# How to load huge CSV datasets in Python Pandas

It may happen that you have a huge CSV dataset which occupies 4 or 5 GBytes (or even more) in your hard disk and you want to process it with Python `pandas`. Maybe you don't need all the data contained in the dataset, but only some records satisfying some criteria.
In this short tutorial I show you how to deal with huge datasets in Python `Pandas`.

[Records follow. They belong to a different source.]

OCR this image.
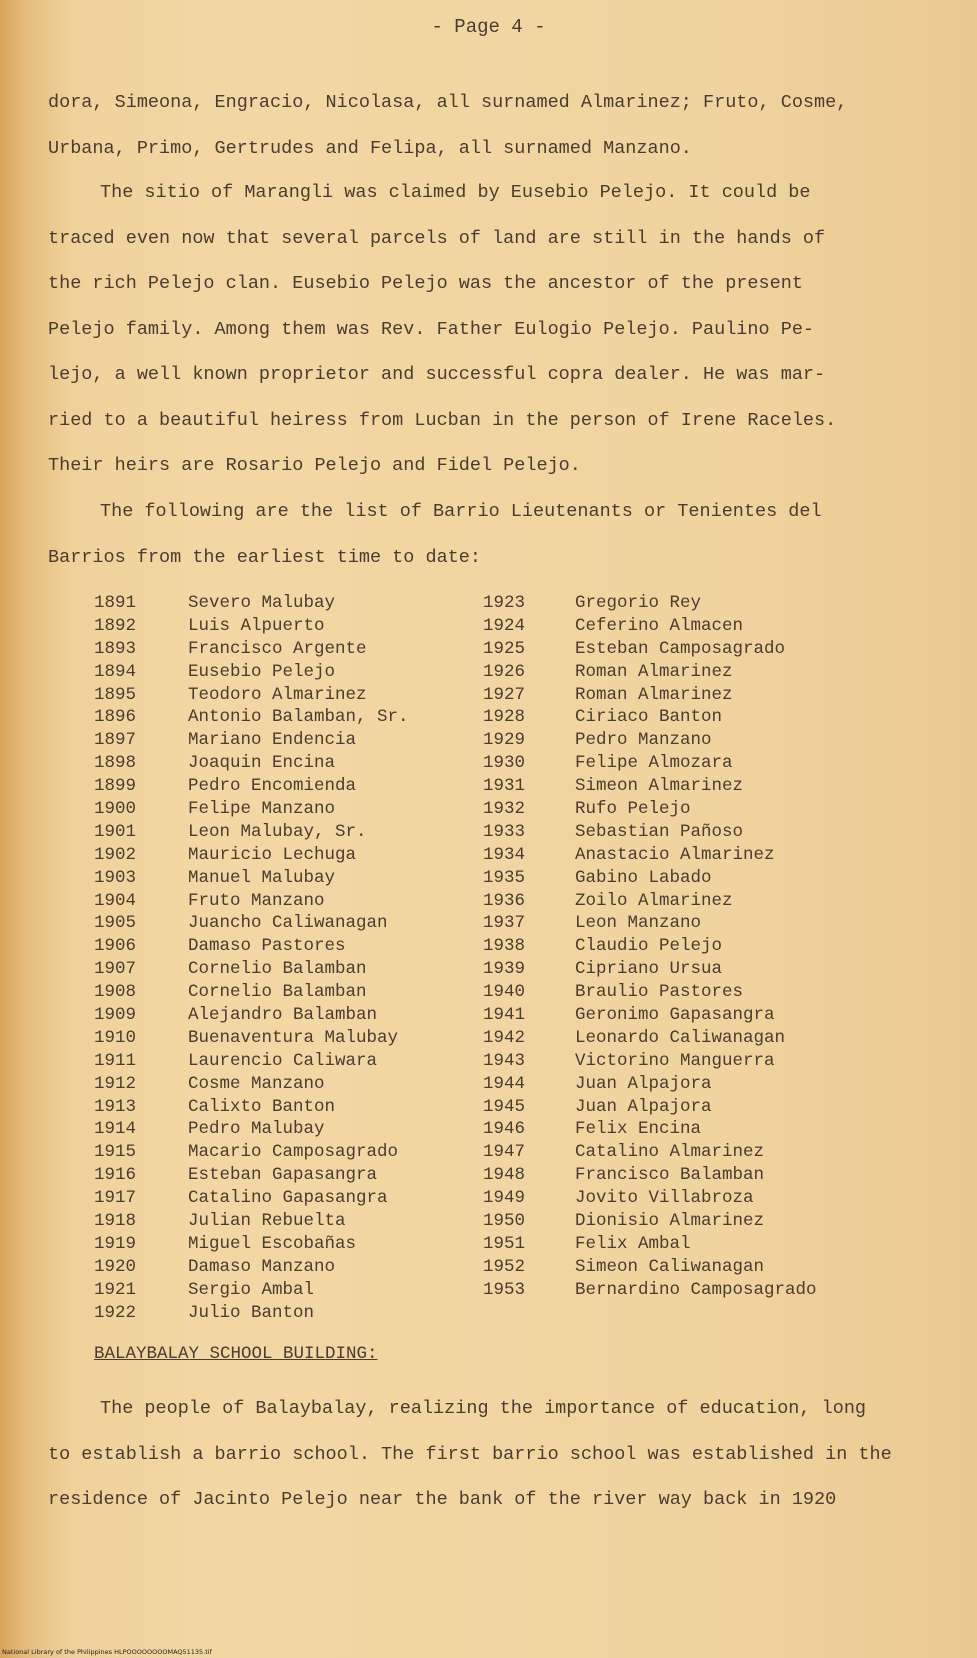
- Page 4 -
dora, Simeona, Engracio, Nicolasa, all surnamed Almarinez; Fruto, Cosme,
Urbana, Primo, Gertrudes and Felipa, all surnamed Manzano.
The sitio of Marangli was claimed by Eusebio Pelejo. It could be
traced even now that several parcels of land are still in the hands of
the rich Pelejo clan. Eusebio Pelejo was the ancestor of the present
Pelejo family. Among them was Rev. Father Eulogio Pelejo. Paulino Pe-
lejo, a well known proprietor and successful copra dealer. He was mar-
ried to a beautiful heiress from Lucban in the person of Irene Raceles.
Their heirs are Rosario Pelejo and Fidel Pelejo.
The following are the list of Barrio Lieutenants or Tenientes del
Barrios from the earliest time to date:
1891	Severo Malubay	1923	Gregorio Rey
1892	Luis Alpuerto	1924	Ceferino Almacen
1893	Francisco Argente	1925	Esteban Camposagrado
1894	Eusebio Pelejo	1926	Roman Almarinez
1895	Teodoro Almarinez	1927	Roman Almarinez
1896	Antonio Balamban, Sr.	1928	Ciriaco Banton
1897	Mariano Endencia	1929	Pedro Manzano
1898	Joaquin Encina	1930	Felipe Almozara
1899	Pedro Encomienda	1931	Simeon Almarinez
1900	Felipe Manzano	1932	Rufo Pelejo
1901	Leon Malubay, Sr.	1933	Sebastian Pañoso
1902	Mauricio Lechuga	1934	Anastacio Almarinez
1903	Manuel Malubay	1935	Gabino Labado
1904	Fruto Manzano	1936	Zoilo Almarinez
1905	Juancho Caliwanagan	1937	Leon Manzano
1906	Damaso Pastores	1938	Claudio Pelejo
1907	Cornelio Balamban	1939	Cipriano Ursua
1908	Cornelio Balamban	1940	Braulio Pastores
1909	Alejandro Balamban	1941	Geronimo Gapasangra
1910	Buenaventura Malubay	1942	Leonardo Caliwanagan
1911	Laurencio Caliwara	1943	Victorino Manguerra
1912	Cosme Manzano	1944	Juan Alpajora
1913	Calixto Banton	1945	Juan Alpajora
1914	Pedro Malubay	1946	Felix Encina
1915	Macario Camposagrado	1947	Catalino Almarinez
1916	Esteban Gapasangra	1948	Francisco Balamban
1917	Catalino Gapasangra	1949	Jovito Villabroza
1918	Julian Rebuelta	1950	Dionisio Almarinez
1919	Miguel Escobañas	1951	Felix Ambal
1920	Damaso Manzano	1952	Simeon Caliwanagan
1921	Sergio Ambal	1953	Bernardino Camposagrado
1922	Julio Banton
BALAYBALAY SCHOOL BUILDING:
The people of Balaybalay, realizing the importance of education, long
to establish a barrio school. The first barrio school was established in the
residence of Jacinto Pelejo near the bank of the river way back in 1920
National Library of the Philippines HLPOOOOOOOOMAQ51135.tif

We can apply four strategies:
* vertical filter
* horizontal filter
* bursts
* memory.

## Vertical Filter
In this case we load only some columns of the whole dataset. We can use the parameter `usecols` of the `read_csv()` function to select only some columns. 

In [35]:
import pandas as pd
df = pd.read_csv('hepatitis.csv', usecols=['age','sex'])
df.head()

Unnamed: 0,age,sex
0,30,male
1,50,female
2,78,female
3,31,female
4,34,female


## Horizontal Filter
In this case we load only some rows of the dataset. We can choose the starting row and how many rows we must load. Keep in mind that if we skip the first row, we must pass the names of the columns as further parameter.

In [36]:
srow = 5
nrows = 50
columns = ['age','sex','steroid','antivirals','fatigue','malaise','anorexia','liver_big','liver_firm','spleen_palpable','spiders','ascites','varices','bilirubin','alk_phosphate','sgot','albumin','protime','histology','class']
df = pd.read_csv('hepatitis.csv', skiprows=srow, nrows=nrows, names=columns)
df.head()

Unnamed: 0,age,sex,steroid,antivirals,fatigue,malaise,anorexia,liver_big,liver_firm,spleen_palpable,spiders,ascites,varices,bilirubin,alk_phosphate,sgot,albumin,protime,histology,class
0,34,female,True,False,False,False,False,True,False,False,False,False,False,1.0,,200.0,4.0,,False,live
1,34,female,True,False,False,False,False,True,False,False,False,False,False,0.9,95.0,28.0,4.0,75.0,False,live
2,51,female,False,False,True,False,True,True,False,True,True,False,False,,,,,,False,die
3,23,female,True,False,False,False,False,True,False,False,False,False,False,1.0,,,,,False,live
4,39,female,True,False,True,False,False,True,True,False,False,False,False,0.7,,48.0,4.4,,False,live


## Bursts
It may happen that we need to load the full dataset, but we don't have enough memory to load it. Thus we can load it in bursts, then we apply some filters and store the results into another (smaller) dataset. Filters may include dropping operations and conversion from bigger to smaller types.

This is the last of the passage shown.